So let's say I want to take the vector X = 2*1:N and raise e to the exponent of each element. (Yes, I recognize the best way to do that is simply by vectorization exp(X), but the point of this is to compare for loop with sapply). Well I tested by incrementally trying three methods (one with for loops, two with sapply applied in a different manner) with different sample sizes and measuring the corresponding time. I then plot the sample size N vs time t for each method.
Each method is indicated by "#####".
k <- 20
t1 <- rep(0,k)
t2 <- rep(0,k)
t3 <- rep(0,k)
L <- round(10^seq(4,7,length=k))
for (i in 1:k) {
X <- 2*1:L[i]
Y1 <- rep(0,L[i])
t <- system.time(for (j in 1:L[i]) Y1[j] <- exp(X[j]))[3] #####
t1[i] <- t
}
for (i in 1:k) {
X <- 2*1:L[i]
t <- system.time( Y2 <- sapply(1:L[i], function(q) exp(X[q])) )[3] #####
t2[i] <- t
}
for (i in 1:k) {
X <- 2*1:L[i]
t <- system.time( Y3 <- sapply(X, function(x) exp(x)) )[3] #####
t3[i] <- t
}
plot(L, t3, type='l', col='green')
lines(L, t2,col='red')
lines(L, t1,col='blue')
plot(log(L), log(t1), type='l', col='blue')
lines(log(L), log(t2),col='red')
lines(log(L), log(t3), col='green')
We get the following results.
Plot of N vs t:
Plot of log(N) vs log(t)
The blue plot is the for loop method, and the red and green plots are the sapply methods.
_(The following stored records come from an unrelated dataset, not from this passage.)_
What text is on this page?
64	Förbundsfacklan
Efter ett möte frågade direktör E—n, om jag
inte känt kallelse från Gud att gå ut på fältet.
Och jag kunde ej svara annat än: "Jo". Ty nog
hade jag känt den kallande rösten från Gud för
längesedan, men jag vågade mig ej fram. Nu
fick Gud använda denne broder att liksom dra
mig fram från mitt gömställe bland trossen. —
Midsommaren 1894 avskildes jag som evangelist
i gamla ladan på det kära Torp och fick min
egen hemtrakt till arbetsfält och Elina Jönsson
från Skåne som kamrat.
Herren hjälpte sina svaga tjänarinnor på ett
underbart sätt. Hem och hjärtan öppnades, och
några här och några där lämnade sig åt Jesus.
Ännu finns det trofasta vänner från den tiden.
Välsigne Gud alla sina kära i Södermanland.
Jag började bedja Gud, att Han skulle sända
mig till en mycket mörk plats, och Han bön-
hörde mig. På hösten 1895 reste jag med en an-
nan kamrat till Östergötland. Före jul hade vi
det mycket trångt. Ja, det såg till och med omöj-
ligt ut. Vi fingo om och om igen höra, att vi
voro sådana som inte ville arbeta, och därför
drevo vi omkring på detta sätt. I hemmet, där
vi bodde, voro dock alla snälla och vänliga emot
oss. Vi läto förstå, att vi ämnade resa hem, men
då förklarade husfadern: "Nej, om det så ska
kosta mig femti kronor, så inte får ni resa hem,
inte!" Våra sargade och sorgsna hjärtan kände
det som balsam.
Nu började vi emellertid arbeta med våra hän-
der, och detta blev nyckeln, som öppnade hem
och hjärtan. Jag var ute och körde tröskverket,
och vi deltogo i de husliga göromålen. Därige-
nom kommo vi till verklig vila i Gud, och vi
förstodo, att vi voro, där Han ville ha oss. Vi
In the regular plot, you can see that, as sample size gets larger, the for loop method is heavily favoured over the sapply methods, which is not what I would have expected at all. If you look at the log-log plot (in order to more easily distinguish the smaller N results) we see the expected result of sapply being more efficient than for loop for small N.
Does anybody know why sapply scales more slowly than for loop with sample size? Thanks.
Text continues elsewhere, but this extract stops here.